Not too many people are aware of layaway plans these days. It used to be that layaway was the main means by which many Americans made huge purchases. When credit cards became so prevalent, however, layaway plans suddenly didn’t seem that attractive. With the current downturn in global economics, however, layaway plans are suddenly making a comeback. You can see this in the move being made by big companies such as Sears, wherein customers can pay a mere $15 and then pay off the rest in installments.
As for the travel sector, it seems that they are seeing the immense possibilities that will be opened up if they offer layaway packages as well. Based on a report published by Mercury News, big names in the travel industry are joining the layaway bandwagon. Hyatt Hotels and Resorts are planning on marketing gift cards and check certificates soon. This is according to eLayaway.com, a service which manages layaway plans for various merchants.

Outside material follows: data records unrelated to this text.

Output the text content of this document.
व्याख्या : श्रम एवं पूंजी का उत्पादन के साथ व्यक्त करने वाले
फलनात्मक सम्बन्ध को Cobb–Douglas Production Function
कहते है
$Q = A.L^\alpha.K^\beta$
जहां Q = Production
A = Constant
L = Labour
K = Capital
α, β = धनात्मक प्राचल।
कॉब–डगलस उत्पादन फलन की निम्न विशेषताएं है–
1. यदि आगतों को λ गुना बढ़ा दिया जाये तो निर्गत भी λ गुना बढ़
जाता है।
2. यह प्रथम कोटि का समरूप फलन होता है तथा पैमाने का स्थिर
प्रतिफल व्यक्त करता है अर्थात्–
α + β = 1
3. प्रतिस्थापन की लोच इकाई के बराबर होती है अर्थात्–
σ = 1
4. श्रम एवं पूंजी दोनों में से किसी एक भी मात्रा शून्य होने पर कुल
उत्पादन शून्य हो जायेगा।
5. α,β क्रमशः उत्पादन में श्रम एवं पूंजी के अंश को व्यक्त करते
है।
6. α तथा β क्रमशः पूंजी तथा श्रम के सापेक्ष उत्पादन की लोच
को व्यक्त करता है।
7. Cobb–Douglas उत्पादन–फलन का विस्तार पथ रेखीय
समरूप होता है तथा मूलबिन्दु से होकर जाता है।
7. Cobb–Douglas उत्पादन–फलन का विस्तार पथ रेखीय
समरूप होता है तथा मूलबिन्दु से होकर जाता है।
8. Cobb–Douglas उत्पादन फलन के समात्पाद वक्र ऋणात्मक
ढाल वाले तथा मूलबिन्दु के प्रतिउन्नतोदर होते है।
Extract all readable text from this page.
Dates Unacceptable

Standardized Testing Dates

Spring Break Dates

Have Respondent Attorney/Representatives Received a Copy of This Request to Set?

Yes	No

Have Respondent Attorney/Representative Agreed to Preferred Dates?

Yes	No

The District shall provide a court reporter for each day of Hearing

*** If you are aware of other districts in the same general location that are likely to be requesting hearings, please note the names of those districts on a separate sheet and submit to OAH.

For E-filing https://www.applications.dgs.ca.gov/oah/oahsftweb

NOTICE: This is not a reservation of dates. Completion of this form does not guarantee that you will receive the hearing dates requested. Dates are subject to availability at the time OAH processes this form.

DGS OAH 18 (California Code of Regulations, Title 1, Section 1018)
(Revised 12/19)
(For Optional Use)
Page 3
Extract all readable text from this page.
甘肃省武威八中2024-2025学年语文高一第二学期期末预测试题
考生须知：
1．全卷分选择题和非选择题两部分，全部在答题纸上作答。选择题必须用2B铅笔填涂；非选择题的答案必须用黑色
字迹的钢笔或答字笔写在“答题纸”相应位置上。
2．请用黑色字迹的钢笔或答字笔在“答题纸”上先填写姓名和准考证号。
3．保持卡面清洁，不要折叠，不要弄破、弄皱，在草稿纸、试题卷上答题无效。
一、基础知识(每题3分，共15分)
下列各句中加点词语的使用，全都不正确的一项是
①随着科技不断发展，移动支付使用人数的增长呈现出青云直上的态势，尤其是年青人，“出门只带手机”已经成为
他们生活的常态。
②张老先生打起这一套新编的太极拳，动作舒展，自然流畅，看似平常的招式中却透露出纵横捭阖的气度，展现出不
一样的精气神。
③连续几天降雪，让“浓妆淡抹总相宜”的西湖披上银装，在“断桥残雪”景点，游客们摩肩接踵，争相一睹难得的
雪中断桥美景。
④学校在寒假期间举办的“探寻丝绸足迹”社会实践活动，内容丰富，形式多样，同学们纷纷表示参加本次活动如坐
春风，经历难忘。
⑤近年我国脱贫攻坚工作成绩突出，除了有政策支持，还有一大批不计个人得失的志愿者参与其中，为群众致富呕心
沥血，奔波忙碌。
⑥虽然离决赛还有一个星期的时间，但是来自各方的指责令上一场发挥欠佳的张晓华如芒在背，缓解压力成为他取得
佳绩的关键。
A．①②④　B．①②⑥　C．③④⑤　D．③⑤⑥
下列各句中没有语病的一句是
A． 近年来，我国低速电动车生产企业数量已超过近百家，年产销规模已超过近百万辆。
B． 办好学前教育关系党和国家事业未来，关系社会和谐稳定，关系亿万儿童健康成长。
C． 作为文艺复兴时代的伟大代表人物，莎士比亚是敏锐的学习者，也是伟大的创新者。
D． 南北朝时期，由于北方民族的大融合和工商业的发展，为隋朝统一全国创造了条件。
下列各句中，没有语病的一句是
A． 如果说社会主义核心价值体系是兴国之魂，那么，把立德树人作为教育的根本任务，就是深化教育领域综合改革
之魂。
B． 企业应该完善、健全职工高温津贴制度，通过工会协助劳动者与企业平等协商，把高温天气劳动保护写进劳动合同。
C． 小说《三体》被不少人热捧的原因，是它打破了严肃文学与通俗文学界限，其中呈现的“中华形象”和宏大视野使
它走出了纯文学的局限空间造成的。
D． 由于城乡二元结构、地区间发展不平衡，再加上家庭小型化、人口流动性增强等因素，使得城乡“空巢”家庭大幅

I find this to be a very appealing prospect. For one, you do not have to add on to the credit bill that you may already have. Another, more obvious, reason is that it can be hard to come up with the cash necessary for a trip these days. With layaway plans available, traveling would be so much more possible for many people – and that includes myself!
You have to be aware, however, that there can be disadvantages to layaway travel plans. One such disadvantage is that cash transactions are not covered by the same consumer protection programs that cover credit card transactions. Still, it is one option to consider.